Shredding up my Reddit comments (editing them to say fuck spez, linking to Lemmy and Kbin, not deleting but I don’t care if they do end up deleted) and I got this.
I also got several hilarious AutoMod replies from different protesting subs. r/ProgrammerHumor requires a code block with an import statement before every comment, and r/shitposting has completely banned the letter B.
EDIT: So this is an AutoModerator message as pointed out by @SilverShrimp0 so might just be the r/absolutelynotme_irl mods trolling
Yes, but your account becomes “unlinked” from that comment. The user is shown as [deleted]
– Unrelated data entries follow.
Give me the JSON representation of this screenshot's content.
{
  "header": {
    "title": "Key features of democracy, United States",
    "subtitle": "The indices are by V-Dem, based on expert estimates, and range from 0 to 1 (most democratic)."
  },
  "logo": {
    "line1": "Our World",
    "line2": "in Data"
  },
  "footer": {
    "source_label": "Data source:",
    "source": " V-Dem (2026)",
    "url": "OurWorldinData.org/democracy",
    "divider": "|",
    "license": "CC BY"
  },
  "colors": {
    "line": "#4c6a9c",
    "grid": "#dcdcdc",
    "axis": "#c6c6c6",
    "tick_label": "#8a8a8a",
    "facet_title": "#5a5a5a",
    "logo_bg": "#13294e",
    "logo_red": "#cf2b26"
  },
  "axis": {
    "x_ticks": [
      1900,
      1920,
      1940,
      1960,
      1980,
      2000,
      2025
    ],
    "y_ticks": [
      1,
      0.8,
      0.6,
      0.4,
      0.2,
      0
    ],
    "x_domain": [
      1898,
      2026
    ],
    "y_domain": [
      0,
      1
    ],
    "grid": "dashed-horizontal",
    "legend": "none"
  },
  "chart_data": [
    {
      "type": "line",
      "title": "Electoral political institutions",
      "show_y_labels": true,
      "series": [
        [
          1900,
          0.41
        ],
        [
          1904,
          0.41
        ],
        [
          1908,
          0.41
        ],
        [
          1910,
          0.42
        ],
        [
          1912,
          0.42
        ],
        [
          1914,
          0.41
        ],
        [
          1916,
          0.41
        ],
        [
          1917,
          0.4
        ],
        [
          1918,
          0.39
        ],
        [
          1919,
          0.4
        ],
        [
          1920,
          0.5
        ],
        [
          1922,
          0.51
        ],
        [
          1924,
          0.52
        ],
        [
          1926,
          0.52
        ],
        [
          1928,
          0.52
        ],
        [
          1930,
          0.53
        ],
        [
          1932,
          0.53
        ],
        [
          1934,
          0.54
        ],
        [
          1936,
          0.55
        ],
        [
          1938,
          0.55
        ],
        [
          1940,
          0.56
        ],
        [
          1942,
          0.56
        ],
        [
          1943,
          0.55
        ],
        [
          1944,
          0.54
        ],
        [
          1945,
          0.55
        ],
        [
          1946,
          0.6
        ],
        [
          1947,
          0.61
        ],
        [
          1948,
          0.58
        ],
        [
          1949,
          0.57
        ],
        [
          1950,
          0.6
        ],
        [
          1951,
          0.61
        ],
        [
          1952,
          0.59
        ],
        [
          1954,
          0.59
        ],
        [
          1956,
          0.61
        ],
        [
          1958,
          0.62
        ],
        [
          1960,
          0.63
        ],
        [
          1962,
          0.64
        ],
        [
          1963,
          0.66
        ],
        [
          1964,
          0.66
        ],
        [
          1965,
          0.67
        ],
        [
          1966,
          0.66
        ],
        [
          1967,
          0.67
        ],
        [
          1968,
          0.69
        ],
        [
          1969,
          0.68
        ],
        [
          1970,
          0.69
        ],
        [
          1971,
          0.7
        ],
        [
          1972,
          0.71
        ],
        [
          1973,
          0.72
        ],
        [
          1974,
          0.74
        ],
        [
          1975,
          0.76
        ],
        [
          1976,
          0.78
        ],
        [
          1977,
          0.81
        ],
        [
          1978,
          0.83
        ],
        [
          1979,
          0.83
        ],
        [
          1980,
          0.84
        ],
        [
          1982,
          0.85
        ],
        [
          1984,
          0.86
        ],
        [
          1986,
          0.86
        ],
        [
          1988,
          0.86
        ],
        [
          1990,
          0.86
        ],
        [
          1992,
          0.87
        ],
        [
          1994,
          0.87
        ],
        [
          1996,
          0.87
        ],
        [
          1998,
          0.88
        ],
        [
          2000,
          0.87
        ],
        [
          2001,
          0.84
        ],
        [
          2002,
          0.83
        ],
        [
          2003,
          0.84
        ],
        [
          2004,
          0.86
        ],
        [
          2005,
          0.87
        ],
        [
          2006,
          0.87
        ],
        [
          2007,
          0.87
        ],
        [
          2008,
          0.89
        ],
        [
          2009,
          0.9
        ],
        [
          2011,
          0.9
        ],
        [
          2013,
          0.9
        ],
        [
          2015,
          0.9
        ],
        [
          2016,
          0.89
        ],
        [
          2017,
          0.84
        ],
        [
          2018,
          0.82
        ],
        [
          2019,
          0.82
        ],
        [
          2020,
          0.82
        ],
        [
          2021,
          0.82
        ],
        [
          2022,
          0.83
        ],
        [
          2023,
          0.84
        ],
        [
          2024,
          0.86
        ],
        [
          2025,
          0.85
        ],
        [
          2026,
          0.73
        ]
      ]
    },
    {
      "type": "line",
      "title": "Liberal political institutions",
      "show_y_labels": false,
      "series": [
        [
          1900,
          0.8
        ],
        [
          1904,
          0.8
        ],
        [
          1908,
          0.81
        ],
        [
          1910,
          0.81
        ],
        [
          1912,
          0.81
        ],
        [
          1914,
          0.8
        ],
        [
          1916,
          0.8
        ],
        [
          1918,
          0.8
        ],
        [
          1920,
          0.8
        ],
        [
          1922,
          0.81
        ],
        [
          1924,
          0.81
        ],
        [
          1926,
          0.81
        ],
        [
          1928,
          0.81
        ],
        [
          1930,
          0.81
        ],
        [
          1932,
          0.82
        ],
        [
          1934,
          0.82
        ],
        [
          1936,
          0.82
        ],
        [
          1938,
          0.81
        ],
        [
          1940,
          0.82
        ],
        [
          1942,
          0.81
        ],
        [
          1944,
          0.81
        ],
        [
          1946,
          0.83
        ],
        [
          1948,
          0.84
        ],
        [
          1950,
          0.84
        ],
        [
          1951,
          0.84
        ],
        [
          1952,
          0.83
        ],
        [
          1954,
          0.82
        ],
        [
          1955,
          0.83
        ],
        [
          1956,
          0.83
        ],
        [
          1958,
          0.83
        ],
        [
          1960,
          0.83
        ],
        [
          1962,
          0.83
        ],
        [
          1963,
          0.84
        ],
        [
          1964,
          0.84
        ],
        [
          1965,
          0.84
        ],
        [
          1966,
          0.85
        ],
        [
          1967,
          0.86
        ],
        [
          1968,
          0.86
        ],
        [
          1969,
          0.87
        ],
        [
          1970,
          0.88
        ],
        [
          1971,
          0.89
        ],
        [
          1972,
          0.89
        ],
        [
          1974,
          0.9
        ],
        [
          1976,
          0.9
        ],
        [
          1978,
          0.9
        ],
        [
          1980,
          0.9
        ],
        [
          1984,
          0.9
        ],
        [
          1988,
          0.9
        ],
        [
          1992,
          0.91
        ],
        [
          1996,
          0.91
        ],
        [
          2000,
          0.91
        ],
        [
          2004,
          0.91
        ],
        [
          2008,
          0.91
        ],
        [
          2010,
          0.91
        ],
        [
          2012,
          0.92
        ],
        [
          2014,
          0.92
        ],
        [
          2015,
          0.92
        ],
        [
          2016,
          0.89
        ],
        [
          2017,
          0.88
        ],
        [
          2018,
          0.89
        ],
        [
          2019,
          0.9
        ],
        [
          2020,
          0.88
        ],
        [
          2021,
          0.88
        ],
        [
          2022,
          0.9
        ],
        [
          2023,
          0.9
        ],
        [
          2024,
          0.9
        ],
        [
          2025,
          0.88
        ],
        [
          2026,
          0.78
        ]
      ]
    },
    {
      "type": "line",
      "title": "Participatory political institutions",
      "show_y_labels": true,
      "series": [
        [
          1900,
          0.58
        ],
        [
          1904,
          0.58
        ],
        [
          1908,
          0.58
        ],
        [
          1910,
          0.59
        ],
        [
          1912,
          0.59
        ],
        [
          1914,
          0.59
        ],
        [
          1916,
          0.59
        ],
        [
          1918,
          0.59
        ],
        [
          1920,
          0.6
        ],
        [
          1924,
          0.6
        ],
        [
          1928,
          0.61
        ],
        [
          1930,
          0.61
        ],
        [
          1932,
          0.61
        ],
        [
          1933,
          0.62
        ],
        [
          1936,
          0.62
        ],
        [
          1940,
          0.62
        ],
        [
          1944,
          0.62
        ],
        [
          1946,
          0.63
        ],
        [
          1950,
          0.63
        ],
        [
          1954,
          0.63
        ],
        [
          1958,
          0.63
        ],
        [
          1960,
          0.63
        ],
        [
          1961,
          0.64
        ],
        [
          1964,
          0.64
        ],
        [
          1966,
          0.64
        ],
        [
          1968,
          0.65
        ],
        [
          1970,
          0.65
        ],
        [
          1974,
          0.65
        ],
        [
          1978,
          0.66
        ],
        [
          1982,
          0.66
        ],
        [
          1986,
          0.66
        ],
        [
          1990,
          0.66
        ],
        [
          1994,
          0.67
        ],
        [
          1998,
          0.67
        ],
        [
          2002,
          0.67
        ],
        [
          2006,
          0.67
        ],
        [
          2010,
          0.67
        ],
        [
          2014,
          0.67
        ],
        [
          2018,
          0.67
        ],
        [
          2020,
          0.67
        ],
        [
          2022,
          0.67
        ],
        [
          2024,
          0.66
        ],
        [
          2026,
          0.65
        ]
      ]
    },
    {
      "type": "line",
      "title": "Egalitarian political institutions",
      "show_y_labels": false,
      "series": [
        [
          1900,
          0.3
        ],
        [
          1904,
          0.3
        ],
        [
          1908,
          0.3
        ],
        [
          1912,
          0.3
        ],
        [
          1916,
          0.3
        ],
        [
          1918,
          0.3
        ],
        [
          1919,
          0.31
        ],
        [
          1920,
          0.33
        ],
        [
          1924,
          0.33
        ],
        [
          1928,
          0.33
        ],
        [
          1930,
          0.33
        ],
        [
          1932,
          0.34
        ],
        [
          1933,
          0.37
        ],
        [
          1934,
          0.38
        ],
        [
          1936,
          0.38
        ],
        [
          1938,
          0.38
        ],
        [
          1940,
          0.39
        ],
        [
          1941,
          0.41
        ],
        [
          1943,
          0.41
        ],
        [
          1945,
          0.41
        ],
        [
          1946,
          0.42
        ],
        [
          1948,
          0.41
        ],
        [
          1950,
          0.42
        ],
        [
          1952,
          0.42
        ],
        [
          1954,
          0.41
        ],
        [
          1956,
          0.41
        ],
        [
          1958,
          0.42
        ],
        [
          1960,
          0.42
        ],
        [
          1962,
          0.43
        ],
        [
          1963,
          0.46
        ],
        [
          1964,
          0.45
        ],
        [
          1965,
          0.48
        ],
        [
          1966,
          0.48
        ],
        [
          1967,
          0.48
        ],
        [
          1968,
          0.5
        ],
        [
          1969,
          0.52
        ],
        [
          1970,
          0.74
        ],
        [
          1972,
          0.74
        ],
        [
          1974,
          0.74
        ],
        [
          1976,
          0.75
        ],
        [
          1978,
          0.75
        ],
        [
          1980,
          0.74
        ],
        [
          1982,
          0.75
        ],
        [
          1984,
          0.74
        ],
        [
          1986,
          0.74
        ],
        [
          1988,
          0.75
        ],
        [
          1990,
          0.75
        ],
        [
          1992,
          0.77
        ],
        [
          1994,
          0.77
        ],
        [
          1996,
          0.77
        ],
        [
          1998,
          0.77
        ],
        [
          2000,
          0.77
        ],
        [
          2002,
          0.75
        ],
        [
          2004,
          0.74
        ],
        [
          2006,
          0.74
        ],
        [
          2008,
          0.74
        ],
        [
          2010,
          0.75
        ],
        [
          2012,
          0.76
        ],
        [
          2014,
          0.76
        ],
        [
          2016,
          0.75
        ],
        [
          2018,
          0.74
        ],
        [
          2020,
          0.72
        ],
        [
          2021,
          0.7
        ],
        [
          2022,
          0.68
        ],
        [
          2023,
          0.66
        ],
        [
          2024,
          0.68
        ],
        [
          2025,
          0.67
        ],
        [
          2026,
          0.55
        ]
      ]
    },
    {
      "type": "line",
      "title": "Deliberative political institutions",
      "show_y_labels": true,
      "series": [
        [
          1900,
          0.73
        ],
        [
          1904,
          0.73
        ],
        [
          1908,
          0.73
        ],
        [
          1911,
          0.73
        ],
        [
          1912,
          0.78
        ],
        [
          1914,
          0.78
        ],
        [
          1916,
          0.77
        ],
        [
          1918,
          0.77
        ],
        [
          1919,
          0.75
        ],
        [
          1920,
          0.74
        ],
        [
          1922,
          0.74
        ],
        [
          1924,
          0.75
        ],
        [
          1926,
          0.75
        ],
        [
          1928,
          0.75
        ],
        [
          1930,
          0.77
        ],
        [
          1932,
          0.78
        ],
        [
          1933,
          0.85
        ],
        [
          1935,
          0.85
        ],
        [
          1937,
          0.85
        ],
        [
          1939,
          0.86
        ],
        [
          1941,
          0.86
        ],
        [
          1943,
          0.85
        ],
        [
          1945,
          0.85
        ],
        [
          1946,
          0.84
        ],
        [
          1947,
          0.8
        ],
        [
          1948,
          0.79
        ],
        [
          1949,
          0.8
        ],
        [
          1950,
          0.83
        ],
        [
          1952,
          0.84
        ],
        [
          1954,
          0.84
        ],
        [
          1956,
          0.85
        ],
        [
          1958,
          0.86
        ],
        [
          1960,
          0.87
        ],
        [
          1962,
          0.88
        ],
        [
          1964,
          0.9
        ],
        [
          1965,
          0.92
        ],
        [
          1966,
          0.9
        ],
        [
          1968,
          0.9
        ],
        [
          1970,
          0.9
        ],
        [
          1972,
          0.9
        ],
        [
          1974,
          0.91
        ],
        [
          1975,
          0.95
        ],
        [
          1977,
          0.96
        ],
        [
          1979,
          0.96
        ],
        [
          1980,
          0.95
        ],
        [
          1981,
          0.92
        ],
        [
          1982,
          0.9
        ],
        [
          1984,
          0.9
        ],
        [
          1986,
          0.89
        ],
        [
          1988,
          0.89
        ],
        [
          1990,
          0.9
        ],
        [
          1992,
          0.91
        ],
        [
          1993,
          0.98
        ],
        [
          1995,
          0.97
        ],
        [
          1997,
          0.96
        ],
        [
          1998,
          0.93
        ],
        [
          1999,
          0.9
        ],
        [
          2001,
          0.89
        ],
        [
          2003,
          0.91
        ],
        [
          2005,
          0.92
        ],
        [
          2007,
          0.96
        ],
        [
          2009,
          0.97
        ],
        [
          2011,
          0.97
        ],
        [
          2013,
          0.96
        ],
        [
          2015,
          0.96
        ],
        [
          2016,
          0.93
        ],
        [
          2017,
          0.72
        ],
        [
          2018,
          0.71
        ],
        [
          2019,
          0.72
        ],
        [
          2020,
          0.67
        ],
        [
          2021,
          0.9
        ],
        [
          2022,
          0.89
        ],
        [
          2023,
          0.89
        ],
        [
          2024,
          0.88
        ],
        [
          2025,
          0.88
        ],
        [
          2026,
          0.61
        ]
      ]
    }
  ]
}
I tend not to delete my comments anymore because many people use Reddit as a source for information and I find it frustrating when a potential solution for me has their comments deleted
Yeah, I know that with [deleted], but thanks for the answer.
That’s just interesting for me because I thought a company would need to delete all information about a user if they delete their account… I wonder if this is conform to the GPDR.
I have no idea about the gdpr aspect but I would assume it’s fine because that comment is in no way linked back to you. I could be wrong
Why is it not linked to you? I could write my name here, my address, any personified information. And I think even without that a company must delete everything it got from you if you want.
By that I meant linked back to your Reddit account
If you wrote any personal info on a public forum, it’s probably already been archived somewhere anyways especially with Reddit (I can find most threads on archive.org)
I get what you mean by deleting your comments too though, but all I know is that Reddit doesn’t do that. It just keeps the comment but makes it “anonymous”
I know that most stuff is archived and everything, but my point still is that I thought that companies like Reddit have to delete all content a user generated like that. As I said, that’s just what I’m pretty sure the law here was like, but I mean, probably I’m wrong. It’s still very interesting to me; I might look into this at some other time.